Similarly, pushing a boolean expression down into a predicate helper
gives us the opportunity to name the expression,
revealing its meaning. It also gives us a place to
add a documentation sentence, if warranted,
and an opportunity to let an automated test suite
exercise its several corner cases.
Suppose I'm lost, I encounter Alice and Bob, and I ask for directions.
Alice gives me a sequence of "walk north 100m, then east 200m,
then south 50m", interjected by Bob's commentary of
"hang a right at the light, then another right at the Dunkin sign."
Alice gives the (opaque!) function calls, interspersed with
Bob's English sentences. I would rather get them all together
in one smoothly flowing narrative. I would like the code to
read as a story, rather than the comments reading as a story.
The newly surfaced issue is:
Also, comparing the 4 variants, I should have maybe mentioned that there is no documentation except for the code (not my choice), and no requirements document.

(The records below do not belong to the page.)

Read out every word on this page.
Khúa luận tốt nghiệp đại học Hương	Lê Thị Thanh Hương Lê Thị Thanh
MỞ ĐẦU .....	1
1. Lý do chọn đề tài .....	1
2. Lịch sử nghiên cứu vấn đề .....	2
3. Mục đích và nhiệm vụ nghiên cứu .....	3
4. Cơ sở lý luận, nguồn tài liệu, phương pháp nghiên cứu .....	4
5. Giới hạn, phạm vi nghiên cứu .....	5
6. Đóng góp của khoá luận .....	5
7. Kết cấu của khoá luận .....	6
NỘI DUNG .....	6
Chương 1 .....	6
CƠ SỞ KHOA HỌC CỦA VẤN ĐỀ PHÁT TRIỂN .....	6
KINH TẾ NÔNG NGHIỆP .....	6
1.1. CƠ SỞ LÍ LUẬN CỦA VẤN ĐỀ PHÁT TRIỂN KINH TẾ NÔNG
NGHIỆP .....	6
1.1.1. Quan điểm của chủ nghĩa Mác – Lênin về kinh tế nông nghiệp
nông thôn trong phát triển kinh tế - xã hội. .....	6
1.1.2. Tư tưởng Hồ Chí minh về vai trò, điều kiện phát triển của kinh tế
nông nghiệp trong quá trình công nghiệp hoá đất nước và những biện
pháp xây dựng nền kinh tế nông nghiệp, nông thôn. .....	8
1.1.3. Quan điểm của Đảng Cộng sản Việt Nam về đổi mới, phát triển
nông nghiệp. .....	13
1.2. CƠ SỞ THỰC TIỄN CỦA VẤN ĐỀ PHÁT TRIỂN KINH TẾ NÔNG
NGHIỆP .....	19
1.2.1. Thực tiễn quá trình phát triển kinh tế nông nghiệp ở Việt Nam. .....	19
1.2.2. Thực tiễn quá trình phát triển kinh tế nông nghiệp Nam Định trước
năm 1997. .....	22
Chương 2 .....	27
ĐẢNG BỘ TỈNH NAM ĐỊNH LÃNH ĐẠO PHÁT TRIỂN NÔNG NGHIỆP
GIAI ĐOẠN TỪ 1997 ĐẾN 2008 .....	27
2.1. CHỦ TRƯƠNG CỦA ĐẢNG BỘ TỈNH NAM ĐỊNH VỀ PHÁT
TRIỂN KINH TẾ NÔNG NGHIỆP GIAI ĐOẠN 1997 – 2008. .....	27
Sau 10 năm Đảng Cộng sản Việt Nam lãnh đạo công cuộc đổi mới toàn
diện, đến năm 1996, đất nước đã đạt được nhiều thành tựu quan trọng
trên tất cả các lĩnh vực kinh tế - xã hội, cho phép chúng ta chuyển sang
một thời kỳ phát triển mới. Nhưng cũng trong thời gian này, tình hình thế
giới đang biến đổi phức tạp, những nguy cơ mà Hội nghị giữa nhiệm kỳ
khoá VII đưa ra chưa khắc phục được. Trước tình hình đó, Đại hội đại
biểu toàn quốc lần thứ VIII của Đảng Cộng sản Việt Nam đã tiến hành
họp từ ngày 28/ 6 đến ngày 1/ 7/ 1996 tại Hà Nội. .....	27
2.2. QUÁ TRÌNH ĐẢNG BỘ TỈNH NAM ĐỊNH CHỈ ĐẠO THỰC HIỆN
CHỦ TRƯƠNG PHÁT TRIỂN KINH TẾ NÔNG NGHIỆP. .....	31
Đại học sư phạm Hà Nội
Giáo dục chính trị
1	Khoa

Requirements are basically done "on the fly".
– Sir Falk
Well, that's trouble.
Code is either correct, or it is not.
It conforms to its spec, or it doesn't.
There can be no code defect, no bug report, absent a spec.
Every C program has an implicit spec that it shall
not segfault or core dump.
A more subtle aspect is it shall free() what it malloc()s.
Beyond that, we can say little more about an execution than
"it ran!"
In your case, you have non-trivial requirements describing
when a customer is eligible for rewards.
And those requirements are encoded in the source code.
Therefore, when the code runs, it cannot possibly
do the wrong thing. It's a tautology. What it does, is correct.
It seems unlikely that all stakeholders should be interacting
with the code to understand how eligibility was handled
last year and how revised rules will be used in the coming years.
Recommend that you write a ReadMe.md, a Confluence wiki page,
or some other English language document that stakeholders
are better equipped to interact with.
Minimally, you have a need to explain to customers what
affects their eligibility.
And they won't be reading the dart code.